KevM / tikaondotnet

Use the Java Tika text extraction library on the .NET platform
http://kevm.github.io/tikaondotnet/
Apache License 2.0
195 stars 73 forks source link

Exception on a simple pdf file extraction #158

Open wis-niowy opened 1 year ago

wis-niowy commented 1 year ago

I started playing with TikaOnDotnet today and created a simple case with pdf file extraction.

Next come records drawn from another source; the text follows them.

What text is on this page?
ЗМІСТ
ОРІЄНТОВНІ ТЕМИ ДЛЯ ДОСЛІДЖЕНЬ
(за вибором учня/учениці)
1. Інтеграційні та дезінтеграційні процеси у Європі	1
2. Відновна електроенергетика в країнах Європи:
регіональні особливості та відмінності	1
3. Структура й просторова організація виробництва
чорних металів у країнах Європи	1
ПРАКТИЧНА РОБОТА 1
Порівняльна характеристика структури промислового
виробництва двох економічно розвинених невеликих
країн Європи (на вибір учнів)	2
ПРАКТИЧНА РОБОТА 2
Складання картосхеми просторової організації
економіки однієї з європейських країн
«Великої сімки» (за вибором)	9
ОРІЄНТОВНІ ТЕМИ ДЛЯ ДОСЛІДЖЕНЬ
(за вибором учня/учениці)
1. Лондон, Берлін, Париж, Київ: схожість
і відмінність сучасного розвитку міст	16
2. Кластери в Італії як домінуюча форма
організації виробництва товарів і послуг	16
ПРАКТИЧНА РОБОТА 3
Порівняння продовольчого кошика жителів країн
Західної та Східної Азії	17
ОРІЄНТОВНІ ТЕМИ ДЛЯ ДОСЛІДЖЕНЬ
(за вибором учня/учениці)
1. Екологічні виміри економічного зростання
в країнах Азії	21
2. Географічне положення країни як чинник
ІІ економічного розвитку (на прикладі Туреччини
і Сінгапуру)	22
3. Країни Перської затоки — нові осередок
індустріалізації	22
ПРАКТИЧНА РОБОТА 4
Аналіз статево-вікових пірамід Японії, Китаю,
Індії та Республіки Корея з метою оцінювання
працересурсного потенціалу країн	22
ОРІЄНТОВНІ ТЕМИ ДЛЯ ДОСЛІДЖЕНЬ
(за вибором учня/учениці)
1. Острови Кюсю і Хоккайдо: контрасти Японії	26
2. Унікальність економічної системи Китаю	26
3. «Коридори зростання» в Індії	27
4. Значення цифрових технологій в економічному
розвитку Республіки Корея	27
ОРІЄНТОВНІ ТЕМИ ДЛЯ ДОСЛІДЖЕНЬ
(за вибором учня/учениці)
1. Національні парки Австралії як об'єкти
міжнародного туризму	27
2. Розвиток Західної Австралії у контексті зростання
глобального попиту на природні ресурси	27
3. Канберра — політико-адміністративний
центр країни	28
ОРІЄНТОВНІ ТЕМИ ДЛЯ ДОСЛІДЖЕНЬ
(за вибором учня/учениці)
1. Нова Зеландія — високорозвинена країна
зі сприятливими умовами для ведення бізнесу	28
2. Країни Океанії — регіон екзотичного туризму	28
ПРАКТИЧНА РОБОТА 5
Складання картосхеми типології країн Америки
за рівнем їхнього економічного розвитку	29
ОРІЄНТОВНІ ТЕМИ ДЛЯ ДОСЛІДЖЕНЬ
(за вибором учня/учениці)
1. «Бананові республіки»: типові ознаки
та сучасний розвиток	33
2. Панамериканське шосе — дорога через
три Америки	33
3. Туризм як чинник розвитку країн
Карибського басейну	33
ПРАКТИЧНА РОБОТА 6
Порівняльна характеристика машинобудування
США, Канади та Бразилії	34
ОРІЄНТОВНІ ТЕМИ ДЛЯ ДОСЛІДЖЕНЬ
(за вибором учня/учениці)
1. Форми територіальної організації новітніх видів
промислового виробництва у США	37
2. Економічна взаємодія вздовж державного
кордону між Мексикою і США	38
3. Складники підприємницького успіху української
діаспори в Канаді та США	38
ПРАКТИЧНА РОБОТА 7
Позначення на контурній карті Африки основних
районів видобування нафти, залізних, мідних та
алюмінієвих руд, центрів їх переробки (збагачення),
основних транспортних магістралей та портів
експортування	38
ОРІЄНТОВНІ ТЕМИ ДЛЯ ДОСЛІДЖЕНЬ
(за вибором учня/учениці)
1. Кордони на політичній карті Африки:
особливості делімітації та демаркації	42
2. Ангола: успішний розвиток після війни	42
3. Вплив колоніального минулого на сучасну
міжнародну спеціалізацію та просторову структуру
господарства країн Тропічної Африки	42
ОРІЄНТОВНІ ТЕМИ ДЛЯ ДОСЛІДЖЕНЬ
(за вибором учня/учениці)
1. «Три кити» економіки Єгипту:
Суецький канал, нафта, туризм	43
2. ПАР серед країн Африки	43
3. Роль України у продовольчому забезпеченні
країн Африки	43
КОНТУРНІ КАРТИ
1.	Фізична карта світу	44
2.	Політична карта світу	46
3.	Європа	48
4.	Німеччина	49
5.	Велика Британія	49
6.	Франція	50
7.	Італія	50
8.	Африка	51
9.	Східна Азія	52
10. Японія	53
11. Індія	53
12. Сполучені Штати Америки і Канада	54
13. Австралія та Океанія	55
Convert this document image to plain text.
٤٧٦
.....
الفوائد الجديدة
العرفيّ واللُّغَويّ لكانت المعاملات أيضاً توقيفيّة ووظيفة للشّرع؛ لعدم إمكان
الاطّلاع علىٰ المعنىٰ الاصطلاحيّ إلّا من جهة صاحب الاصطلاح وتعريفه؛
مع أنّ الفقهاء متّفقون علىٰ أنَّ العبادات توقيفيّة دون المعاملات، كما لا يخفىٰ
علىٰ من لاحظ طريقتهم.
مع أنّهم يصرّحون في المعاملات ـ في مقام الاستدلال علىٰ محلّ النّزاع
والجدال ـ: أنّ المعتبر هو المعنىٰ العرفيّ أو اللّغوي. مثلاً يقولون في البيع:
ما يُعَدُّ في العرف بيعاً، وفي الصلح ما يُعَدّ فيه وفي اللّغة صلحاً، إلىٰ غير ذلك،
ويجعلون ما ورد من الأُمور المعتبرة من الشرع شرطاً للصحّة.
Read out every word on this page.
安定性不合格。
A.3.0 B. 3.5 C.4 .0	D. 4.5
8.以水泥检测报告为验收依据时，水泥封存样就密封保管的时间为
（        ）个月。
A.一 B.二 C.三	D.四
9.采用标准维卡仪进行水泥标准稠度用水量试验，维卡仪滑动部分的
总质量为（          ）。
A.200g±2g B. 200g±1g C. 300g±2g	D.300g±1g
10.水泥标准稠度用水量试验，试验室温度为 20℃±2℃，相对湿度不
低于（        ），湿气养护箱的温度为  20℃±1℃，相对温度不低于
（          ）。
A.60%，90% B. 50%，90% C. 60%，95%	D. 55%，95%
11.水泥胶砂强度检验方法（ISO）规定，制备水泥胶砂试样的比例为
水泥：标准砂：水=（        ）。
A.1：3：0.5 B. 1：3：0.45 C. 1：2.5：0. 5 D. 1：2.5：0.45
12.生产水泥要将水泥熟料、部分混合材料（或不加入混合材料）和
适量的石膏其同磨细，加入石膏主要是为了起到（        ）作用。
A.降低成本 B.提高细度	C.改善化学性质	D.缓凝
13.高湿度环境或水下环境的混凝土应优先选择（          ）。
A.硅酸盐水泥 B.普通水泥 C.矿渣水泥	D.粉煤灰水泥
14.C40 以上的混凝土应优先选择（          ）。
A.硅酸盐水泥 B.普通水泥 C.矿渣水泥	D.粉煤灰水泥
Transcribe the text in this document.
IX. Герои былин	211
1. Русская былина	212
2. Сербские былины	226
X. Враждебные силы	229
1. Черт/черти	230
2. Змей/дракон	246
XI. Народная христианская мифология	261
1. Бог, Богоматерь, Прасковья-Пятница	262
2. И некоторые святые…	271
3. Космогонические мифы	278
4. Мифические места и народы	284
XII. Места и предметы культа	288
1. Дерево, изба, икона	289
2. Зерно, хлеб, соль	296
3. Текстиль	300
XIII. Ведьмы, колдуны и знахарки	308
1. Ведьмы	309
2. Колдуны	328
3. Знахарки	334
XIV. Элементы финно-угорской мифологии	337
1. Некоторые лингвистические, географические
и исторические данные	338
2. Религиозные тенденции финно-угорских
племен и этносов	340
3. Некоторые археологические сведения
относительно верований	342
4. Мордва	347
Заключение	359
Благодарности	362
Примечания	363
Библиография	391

Unfortunately I have an issue when calling TextExtractor.Extract() method (both overloads - with byte[] and string path as arguments) The exception is:

TextExtractionException: Extraction failed.
TypeInitializationException: The type initializer for 'java.nio.charset.StandardCharsets' threw an exception.
TypeLoadException: Could not load type 'System.Reflection.Emit.MethodToken' from assembly 'mscorlib, Version=4.0.0.0, Culture=neutral, PublicKeyToken=b77a5c561934e089'.

The code to reproduce is very simple - I only do:

var tikaResult_path = new TextExtractor().Extract(pathToPdf);
//(..)
// .. get file stream and initialize StreamReader instance
var bytes = await streamReader.ReadToEndAsync();
var tikaResult_bytes = new TextExtractor().Extract(bytes);

They both fail with the same exceptions.

The version of TikaOnDotNet.TextExtraction installed: 1.17.1 (date published: Tuesday, April 3, 2018 (4/3/2018))

I saw this comment in another issue: https://github.com/KevM/tikaondotnet/issues/118#issuecomment-551432052 And verified whether these dlls mentioned there get copied to the output folder - and yes, they do get copied (i.e. IKVM.OpenJDK.Cldrdata.dll).